Shawn in Santa Clarita - backdoor virus bit him

He was compromised by something McAfee calls BackDoor-CRX.dll. It’s not going away. I would assume that you’ve been compromised. Backup your data and reinstall Windows.


1–2p

David in Moreno Valley - daughter uses Limewire

She’s exposing you to spyware and viruses. The program itself is safe but the files you download may well not be. Make sure to turn on file extensions in Windows: Open My Computer, click Tools→Options…, press the View tab then uncheck “Hide extensions for known file types.” Make sure the files you download are .MP3 not .MP3.exe or .AVI not .AVI.exe. With extensions hidden (the Windows default) you can’t be sure.

Chet in La Canada - bypassing notebook BIOS password

His late son’s Compaq 2700 notebook is password protected. The only ways around a BIOS password are if the manufacturer has a backdoor or by clearing the CMOS memory.

There are companies that sell cracking chips but this requires opening the computer.

Here’s a list of backdoor passwords.

Lee_O says:
If the bios battery is easily accessable, try taking it out for a long while, put it back in, and see if the password has been disabled. But record your bios settings first before doing this!

Gary in Costa Mesa - new HDTV, DVR and cable recommendations

DISH vs. DirecTV vs. cable - I think they’re all about the same, although DISH is usually the low price leader.

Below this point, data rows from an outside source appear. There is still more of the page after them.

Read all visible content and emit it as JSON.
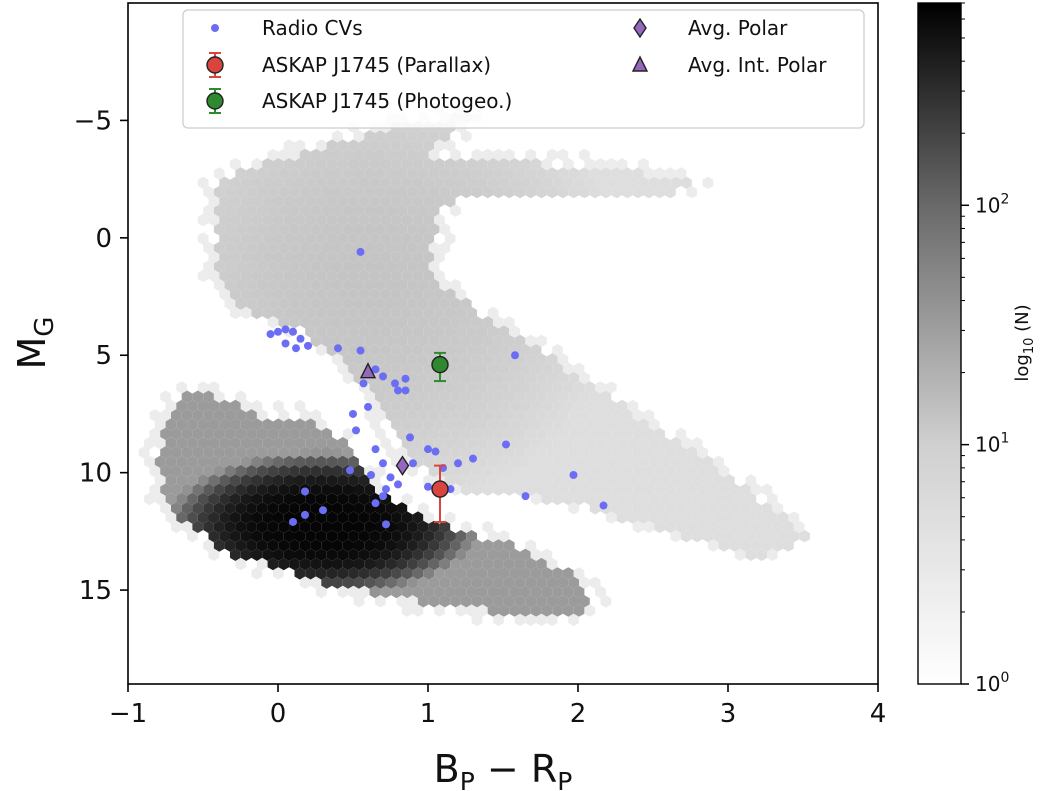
{
  "chart_data": {
    "type": "scatter",
    "xlabel": "B",
    "xlabel_sub1": "P",
    "xlabel_mid": " − R",
    "xlabel_sub2": "P",
    "ylabel": "M",
    "ylabel_sub": "G",
    "xlim": [
      -1,
      4
    ],
    "ylim": [
      19,
      -10
    ],
    "y_inverted": true,
    "xticks": [
      -1,
      0,
      1,
      2,
      3,
      4
    ],
    "xtick_labels": [
      "−1",
      "0",
      "1",
      "2",
      "3",
      "4"
    ],
    "yticks": [
      -5,
      0,
      5,
      10,
      15
    ],
    "ytick_labels": [
      "−5",
      "0",
      "5",
      "10",
      "15"
    ],
    "grid": false,
    "legend_placement": "top-center",
    "background_density": {
      "type": "hexbin",
      "colorbar_label": "log",
      "colorbar_label_sub": "10",
      "colorbar_label_tail": " (N)",
      "colorbar_scale": "log",
      "colorbar_range": [
        1,
        700
      ],
      "colorbar_ticks": [
        1,
        10,
        100
      ],
      "colorbar_tick_labels": [
        {
          "base": "10",
          "exp": "0"
        },
        {
          "base": "10",
          "exp": "1"
        },
        {
          "base": "10",
          "exp": "2"
        }
      ],
      "regions": [
        {
          "kind": "giant-branch",
          "level": "light"
        },
        {
          "kind": "main-sequence",
          "level": "light"
        },
        {
          "kind": "white-dwarf",
          "level": "dark"
        }
      ]
    },
    "series": [
      {
        "name": "Radio CVs",
        "marker": "circle",
        "color": "#6b6ef5",
        "points": [
          [
            0.55,
            0.6
          ],
          [
            -0.05,
            4.1
          ],
          [
            0.0,
            4.0
          ],
          [
            0.05,
            3.9
          ],
          [
            0.1,
            4.0
          ],
          [
            0.05,
            4.5
          ],
          [
            0.12,
            4.7
          ],
          [
            0.15,
            4.3
          ],
          [
            0.2,
            4.6
          ],
          [
            0.4,
            4.7
          ],
          [
            0.55,
            4.8
          ],
          [
            0.57,
            6.2
          ],
          [
            0.65,
            5.6
          ],
          [
            0.7,
            5.9
          ],
          [
            0.78,
            6.2
          ],
          [
            0.8,
            6.5
          ],
          [
            0.85,
            6.0
          ],
          [
            0.85,
            6.5
          ],
          [
            0.6,
            7.2
          ],
          [
            0.5,
            7.5
          ],
          [
            0.52,
            8.2
          ],
          [
            0.88,
            8.5
          ],
          [
            0.65,
            9.0
          ],
          [
            1.0,
            9.0
          ],
          [
            1.05,
            9.1
          ],
          [
            0.7,
            9.6
          ],
          [
            0.9,
            9.6
          ],
          [
            1.1,
            9.8
          ],
          [
            0.48,
            9.9
          ],
          [
            0.62,
            10.1
          ],
          [
            0.75,
            10.2
          ],
          [
            0.8,
            10.5
          ],
          [
            1.0,
            10.6
          ],
          [
            0.72,
            10.7
          ],
          [
            0.7,
            11.0
          ],
          [
            0.65,
            11.3
          ],
          [
            0.72,
            12.2
          ],
          [
            1.15,
            10.7
          ],
          [
            1.2,
            9.6
          ],
          [
            1.3,
            9.4
          ],
          [
            1.52,
            8.8
          ],
          [
            1.58,
            5.0
          ],
          [
            1.65,
            11.0
          ],
          [
            1.97,
            10.1
          ],
          [
            2.17,
            11.4
          ],
          [
            0.18,
            10.8
          ],
          [
            0.18,
            11.8
          ],
          [
            0.3,
            11.6
          ],
          [
            0.1,
            12.1
          ]
        ]
      },
      {
        "name": "ASKAP J1745 (Parallax)",
        "marker": "circle",
        "color": "#d9443f",
        "edge": "#222222",
        "points": [
          [
            1.08,
            10.7
          ]
        ],
        "yerr": [
          [
            1.0,
            1.4
          ]
        ]
      },
      {
        "name": "ASKAP J1745 (Photogeo.)",
        "marker": "circle",
        "color": "#2f8a2f",
        "edge": "#222222",
        "points": [
          [
            1.08,
            5.4
          ]
        ],
        "yerr": [
          [
            0.5,
            0.7
          ]
        ]
      },
      {
        "name": "Avg. Polar",
        "marker": "diamond",
        "color": "#9467bd",
        "edge": "#222222",
        "points": [
          [
            0.83,
            9.7
          ]
        ]
      },
      {
        "name": "Avg. Int. Polar",
        "marker": "triangle",
        "color": "#9467bd",
        "edge": "#222222",
        "points": [
          [
            0.6,
            5.7
          ]
        ]
      }
    ]
  }
}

He also wants a DVD recordable Tivo. I recommend the Humax Tivo - it’s not HD but it does the job.

John Smith adds

If you only care about non-HDTV or can wait for HDTV, the easiest and cheapest thing to do is to get a DVR from the cable or satellite company (I have a DishPVR642 and love it), and a standalone DVD recorder like the Panasonic DR-E55. Record the video to the DVR, and then at your leisure record the shows from the DVR to DVD as if you were recording live television. You can also skip recording the commericals of course, granted it is not as accurate as a frame-accurate video editor on a PC. But again, it is cheap and easy. It also limits the number of digital to analog/analog to digital conversions necessary; it would be a dream to have a cable or satellite box with a DVR and a DVD recorder, but will probably never happen due to the MPAA. Thereofre, the DA→AD conversion is virtually unavoidable. However, the quality will still be excellent and probably not distinguishable from the original broadcast, a huge leap from VHS of old.

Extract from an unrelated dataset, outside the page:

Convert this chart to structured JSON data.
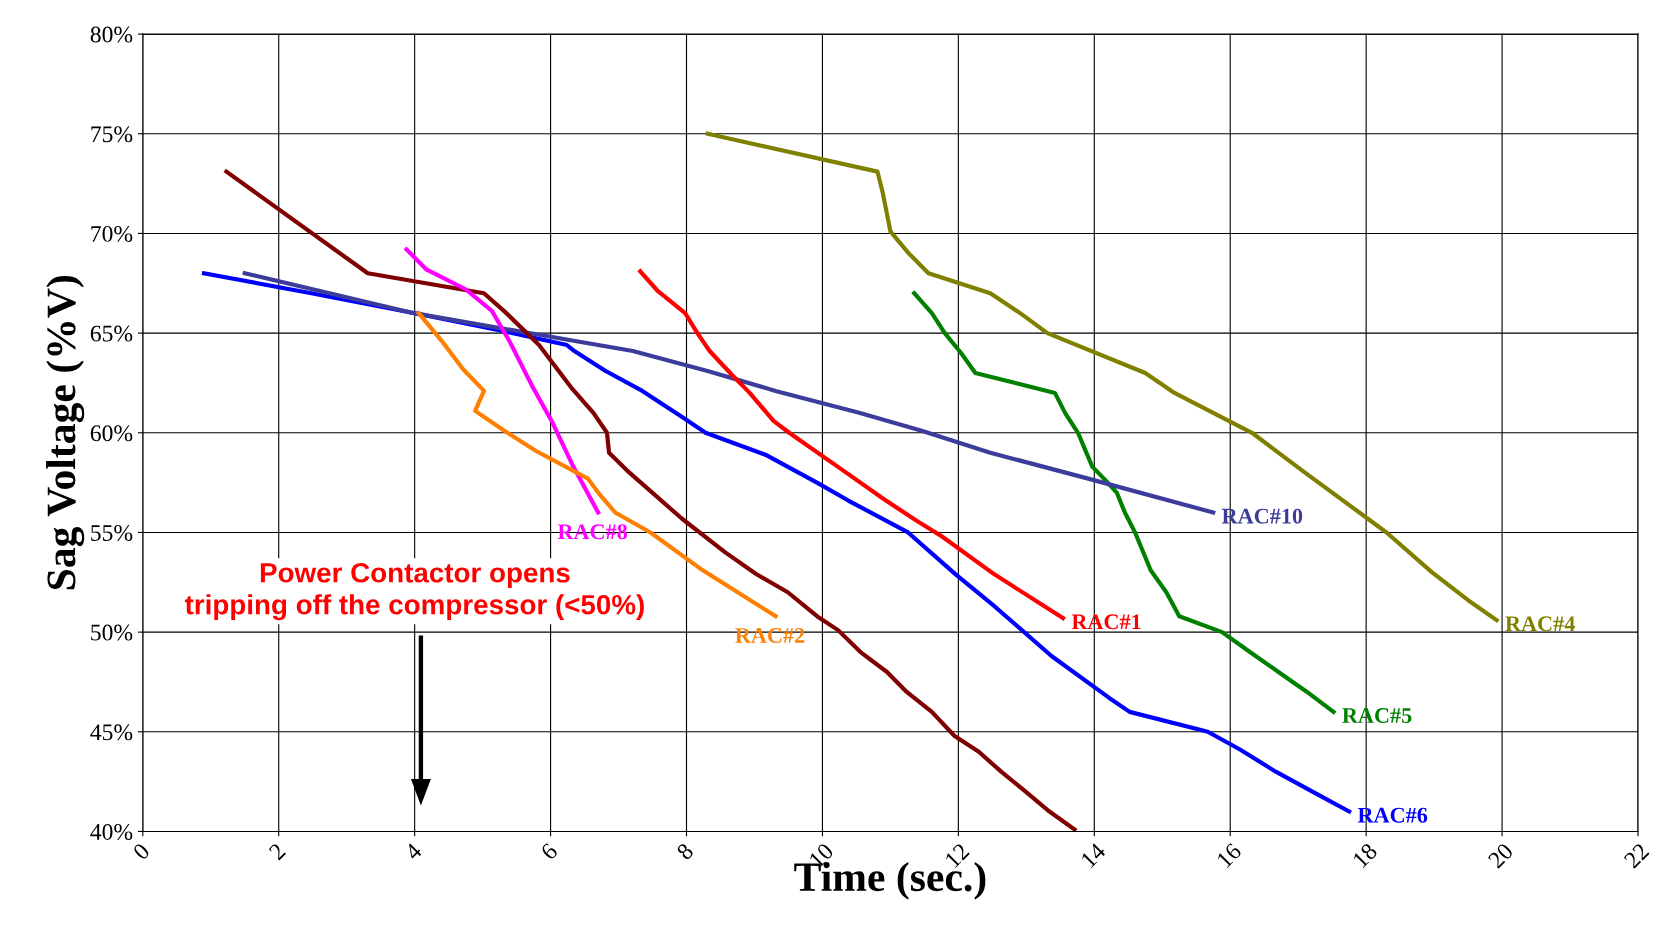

If you really want HDTV and are desparate to record HDTV, and have the money to do it, you can either use D-VHS from JVC (a VHS recorder which records HDTV digitally onto VHS form factor tapes), or use a PC with HDTV-capable input (it can act as a DVR and replace the DVR entirely if you wanted it to, also.) A PC with HDTV capabilities can record HDTV to the hard drive like a DVR. Then it can be transcoded into an AVI file (usually DiVX or XvID encoding), and those can fit onto a CD or DVD. A 1 hour HDTV program with the commericals cut out can usually be encoded in DiVX and fit into a 400MB-600MB AVI file. Cumbersome, slow and not standard it does work though, and the results can look excellent, and in theory be transcoded or somehow converted into whatever the HDTV recording standard will be.

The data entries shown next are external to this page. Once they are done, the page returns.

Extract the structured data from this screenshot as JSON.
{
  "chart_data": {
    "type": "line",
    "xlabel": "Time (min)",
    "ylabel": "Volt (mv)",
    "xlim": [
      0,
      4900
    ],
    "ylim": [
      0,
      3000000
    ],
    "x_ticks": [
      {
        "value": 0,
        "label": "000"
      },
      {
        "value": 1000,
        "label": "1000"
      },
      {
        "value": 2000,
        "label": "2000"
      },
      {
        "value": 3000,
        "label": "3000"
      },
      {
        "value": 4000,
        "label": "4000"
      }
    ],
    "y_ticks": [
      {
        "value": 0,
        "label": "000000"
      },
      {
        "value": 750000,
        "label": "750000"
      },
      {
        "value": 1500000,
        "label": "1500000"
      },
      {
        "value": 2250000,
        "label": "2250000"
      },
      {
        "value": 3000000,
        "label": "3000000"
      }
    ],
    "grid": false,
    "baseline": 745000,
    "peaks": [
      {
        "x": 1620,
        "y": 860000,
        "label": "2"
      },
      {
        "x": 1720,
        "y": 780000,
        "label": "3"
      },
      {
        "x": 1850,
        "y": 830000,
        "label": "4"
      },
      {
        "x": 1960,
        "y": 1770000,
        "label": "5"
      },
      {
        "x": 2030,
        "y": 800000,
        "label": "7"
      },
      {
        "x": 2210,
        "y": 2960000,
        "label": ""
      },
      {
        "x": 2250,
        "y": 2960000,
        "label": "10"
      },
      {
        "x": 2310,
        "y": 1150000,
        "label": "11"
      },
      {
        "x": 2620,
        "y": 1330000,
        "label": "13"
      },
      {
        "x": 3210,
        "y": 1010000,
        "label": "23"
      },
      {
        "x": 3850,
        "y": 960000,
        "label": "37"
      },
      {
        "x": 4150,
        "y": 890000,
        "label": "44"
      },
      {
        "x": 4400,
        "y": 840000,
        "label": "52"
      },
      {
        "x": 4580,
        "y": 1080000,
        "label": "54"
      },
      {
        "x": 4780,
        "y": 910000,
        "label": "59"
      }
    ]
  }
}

Douglas in Tarzana - Xbox 360

I’m excited by it - it’s the next generation Xbox (which I love) but with very high end features including a 3-way PowerPC processor running at more than 3Ghz, a 500Mhz ATI video card, 20GB hard drive, 512MB RAM. It will be the most powerful computer in your house. And Microsoft has a huge stake in making it more than just a game machine. Expect it to record video like a Tivo, store and playback pictures and music, and maybe even VoIP. I’ll buy one.